Was bedeutet Stigmatisierung?
Unter Stigmatisierung versteht man unüberprüfte, diffamierende und abwertende Zuweisungen von negativen Eigenschaften aufgrund von Äußerlichkeiten wie Nasenlänge, Hautfarbe oder Alter, aber auch aufgrund der Religionszugehörigkeit, Parteienzugehörigkeit oder sexueller Orientierung.
Die häufigste Ursache für Stigmatisierung in unserer Gesellschaft ist das Körpergewicht, das Dicksein. 

 

 

In der wissenschaftlichen Literatur sind häufig genannte stigmatisierende Abwertungen für dicke Menschen: Sie leben ungesund, sie haben eine schlechte Figur und sind unattraktiv, sind willensschwach, sind unkontrolliert, sind dumm, sind maßlos, haben eine schlechte Selbstkontrolle, sind faul und langsam.
Nichts von dem trifft dabei für Adipöse häufiger als für Normalgewichtige oder Untergewichtige zu.
Stigmatisierung beginnt im frühen Kindesalter Stigmatisierende Einstellungen entwickeln sich in der Regel nicht erst im 
Erwachsenalter - sie werden sehr früh in der Kindheit übernommen und unrefl ektiert und unkontrolliert in den Denkapparat abgespeichert. Untersuchungen zeigen, dass bereits Kindergartenkinder stigmatisierende Bewertungen gegenüber dicken Kindern verinnerlicht haben, die sich auf Persönlichkeitseigenschaften beziehen, obwohl die Kinder diese Eigenschaften noch 
gar nicht defi nieren können.

In welchen Lebensbereichen findet Stigmatisierung statt?
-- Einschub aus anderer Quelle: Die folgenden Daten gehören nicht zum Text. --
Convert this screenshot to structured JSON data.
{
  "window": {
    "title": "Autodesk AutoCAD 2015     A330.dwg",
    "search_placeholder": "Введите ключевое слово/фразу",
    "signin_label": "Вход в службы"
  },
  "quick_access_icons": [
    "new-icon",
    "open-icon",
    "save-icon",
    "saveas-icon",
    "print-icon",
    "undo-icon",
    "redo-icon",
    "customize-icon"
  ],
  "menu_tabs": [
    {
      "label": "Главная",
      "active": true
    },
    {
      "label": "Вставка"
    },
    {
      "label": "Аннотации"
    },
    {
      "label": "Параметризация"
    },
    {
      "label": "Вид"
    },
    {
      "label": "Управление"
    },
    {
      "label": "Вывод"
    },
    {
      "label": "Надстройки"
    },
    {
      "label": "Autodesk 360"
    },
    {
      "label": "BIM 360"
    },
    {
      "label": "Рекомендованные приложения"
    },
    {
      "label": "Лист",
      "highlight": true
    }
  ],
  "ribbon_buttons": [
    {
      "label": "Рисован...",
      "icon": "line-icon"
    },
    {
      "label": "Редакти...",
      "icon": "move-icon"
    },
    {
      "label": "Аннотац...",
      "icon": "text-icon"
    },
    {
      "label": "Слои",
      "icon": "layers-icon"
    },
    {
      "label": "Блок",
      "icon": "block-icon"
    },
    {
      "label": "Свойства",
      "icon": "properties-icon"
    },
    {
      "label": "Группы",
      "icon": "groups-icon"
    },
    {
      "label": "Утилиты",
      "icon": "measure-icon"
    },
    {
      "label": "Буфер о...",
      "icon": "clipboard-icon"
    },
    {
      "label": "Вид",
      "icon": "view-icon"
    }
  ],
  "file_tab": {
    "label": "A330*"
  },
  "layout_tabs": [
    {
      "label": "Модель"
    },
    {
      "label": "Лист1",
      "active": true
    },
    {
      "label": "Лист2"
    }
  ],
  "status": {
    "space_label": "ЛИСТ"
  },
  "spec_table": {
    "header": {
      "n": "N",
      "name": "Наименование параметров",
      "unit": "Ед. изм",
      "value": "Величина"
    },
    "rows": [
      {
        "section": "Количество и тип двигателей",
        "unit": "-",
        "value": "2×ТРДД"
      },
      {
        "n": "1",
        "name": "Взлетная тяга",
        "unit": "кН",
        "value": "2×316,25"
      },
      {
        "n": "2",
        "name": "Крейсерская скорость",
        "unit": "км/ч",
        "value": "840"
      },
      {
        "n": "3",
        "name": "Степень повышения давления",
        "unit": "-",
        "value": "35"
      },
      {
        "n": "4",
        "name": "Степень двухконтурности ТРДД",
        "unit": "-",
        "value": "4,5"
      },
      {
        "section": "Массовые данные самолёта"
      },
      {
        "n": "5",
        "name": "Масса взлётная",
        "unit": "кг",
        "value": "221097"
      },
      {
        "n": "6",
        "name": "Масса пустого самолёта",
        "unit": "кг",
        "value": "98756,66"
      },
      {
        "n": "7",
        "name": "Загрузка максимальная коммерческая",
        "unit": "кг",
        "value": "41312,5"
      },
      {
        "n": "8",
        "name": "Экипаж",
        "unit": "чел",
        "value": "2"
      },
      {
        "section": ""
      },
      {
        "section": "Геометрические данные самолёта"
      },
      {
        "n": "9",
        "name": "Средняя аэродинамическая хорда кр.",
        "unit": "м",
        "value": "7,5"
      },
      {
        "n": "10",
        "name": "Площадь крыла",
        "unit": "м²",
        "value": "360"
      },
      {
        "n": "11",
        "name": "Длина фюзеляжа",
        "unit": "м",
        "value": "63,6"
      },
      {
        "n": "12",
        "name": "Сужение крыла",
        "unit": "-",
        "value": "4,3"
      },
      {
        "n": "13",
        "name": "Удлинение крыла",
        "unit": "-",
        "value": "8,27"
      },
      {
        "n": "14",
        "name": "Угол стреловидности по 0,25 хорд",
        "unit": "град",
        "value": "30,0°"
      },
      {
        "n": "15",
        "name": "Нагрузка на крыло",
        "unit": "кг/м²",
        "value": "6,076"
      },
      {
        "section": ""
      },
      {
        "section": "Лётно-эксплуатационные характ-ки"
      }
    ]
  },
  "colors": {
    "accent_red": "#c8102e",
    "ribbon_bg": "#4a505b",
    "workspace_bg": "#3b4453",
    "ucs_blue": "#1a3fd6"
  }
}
Im Berufsleben, an Ausbildungsstätten, in Schule und Kinderbetreuungseinrichtungen, in den Medien, im Gesundheitswesen, in zwischenmenschliche Beziehungen, in Freizeiteinrichtungen, in alltäglichen Lebensbereichen... 

Wer stigmatisiert?
Familienmitglieder, Medien, Gesundheitsexperten, Kollegen, Mitschüler, Lehrer, Erzieher, Freunde, Beziehungspartner, Arbeitgeber, 
Kollegen.… (weibliche und männliche)

Wie äußert sich die soziale Ablehnung?
Durch soziale Ausgrenzung und Mobbing. Die Formen sind vielfältig: durch subtiles Gesichtverziehen, Anstarren, beleidigende Äußerungen, Lästern, körperliche Attacken, in der Benachteiligung durch schlechtere Kundenbetreuung im Einzelhandel, durch geringere Chancen bei der Wohnungssuche oder Jobsuche. Aber auch physische Barrieren grenzen aus, wie zu enge Sitzmöbel im Kino, im Restaurant, zu enge Umkleidekabinen in Sportstudios, Schwimmbädern oder in Bekleidungsgeschäften.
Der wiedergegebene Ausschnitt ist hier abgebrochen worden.